In 1935 Meitner persuaded Hahn to join her in a study of an effect recently discovered by Enrico Fermi in Rome: new radio-activities induced in uranium by irradiation with neutrons. Fermi had attributed these to the creation, by neutron capture, of elements heavier than uranium, the heaviest element then known, but he had not identified these new elements chemically. Meitner believed that Hahn’s uniquely sensitive methods might be capable of doing so.
Their collaboration was brought to an end by Hitler’s annexation of Austria in March 1938. Before that, her Austrian nationality had protected her from persecution as a Jew, but now she was in danger. Peter Debye, the Dutchman who headed the Kaiser Wilhelm Institute for Physics, arranged her flight into Holland from where she went on to Stockholm.
On December 19, 1938, Hahn wrote to her that he and Strassmann had found it impossible to separate one of the radioactive elements produced by the irradiation of uranium with neutrons from barium, an element of only slightly more than half the weight of uranium. He suggested to her that perhaps she could put forward some imaginative explanation.
When Meitner’s young physicist nephew Otto Robert Frisch came to visit her in Sweden over Christmas, they realized that barium could have been formed only if absorption of a neutron had induced the uranium nucleus to split in half, and they predicted the large amount of energy that would have been released in the process. They published their interpretation in the English journal Nature in February 1939, only two days after Hahn and Strassmann’s discovery had appeared in its German counterpart, the Naturwissenschaften. In two later papers, one by Frisch alone and the other by Meitner and Frisch, they verified the predicted energy experimentally.

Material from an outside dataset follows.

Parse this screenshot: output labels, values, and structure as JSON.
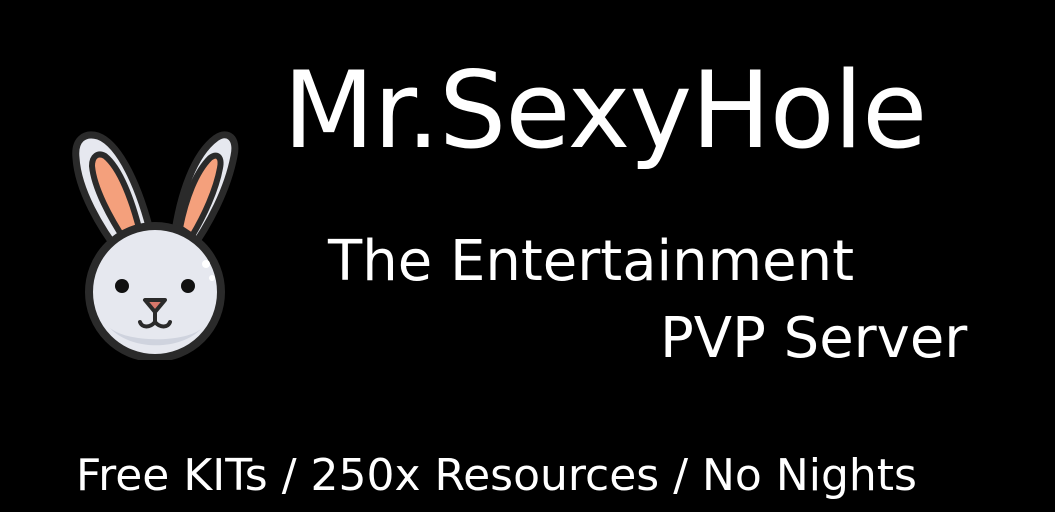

Hahn was no ordinary paint chemist, but one of the world’s leading radiochemists. After the war Meitner stressed in an interview on German television that Hahn had been the only person in the world with chemical methods sufficiently refined to separate the infinitesimally small quantities of new radioactive elements produced by the irradiation of uranium with neutrons from the bulk of the uranium itself, as well as from the accompanying, naturally present radium and its radioactive decay products.
It was a remarkable feat, for which Hahn deserved the Nobel Prize, but I thought that the Nobel Committee for Chemistry had been narrow-minded in not awarding it jointly to him and his physicist colleague Meitner. In 1964, the US Atomic Energy Commission invited me to nominate a candidate for the prestigious Enrico Fermi Prize. I nominated Lise Meitner who was by then living in Cambridge. When the news of her prize arrived she was eighty-seven and too frail to travel to Washington to receive it. Instead, the physicist and Nobel laureate Glen Seaborg traveled to Cambridge, and on October 23, 1966, presented the prize to her on behalf of the Atomic Energy Commission at my wife’s and my home. Lise Meitner died in 1968, three months after her lifelong friend and colleague Otto Hahn.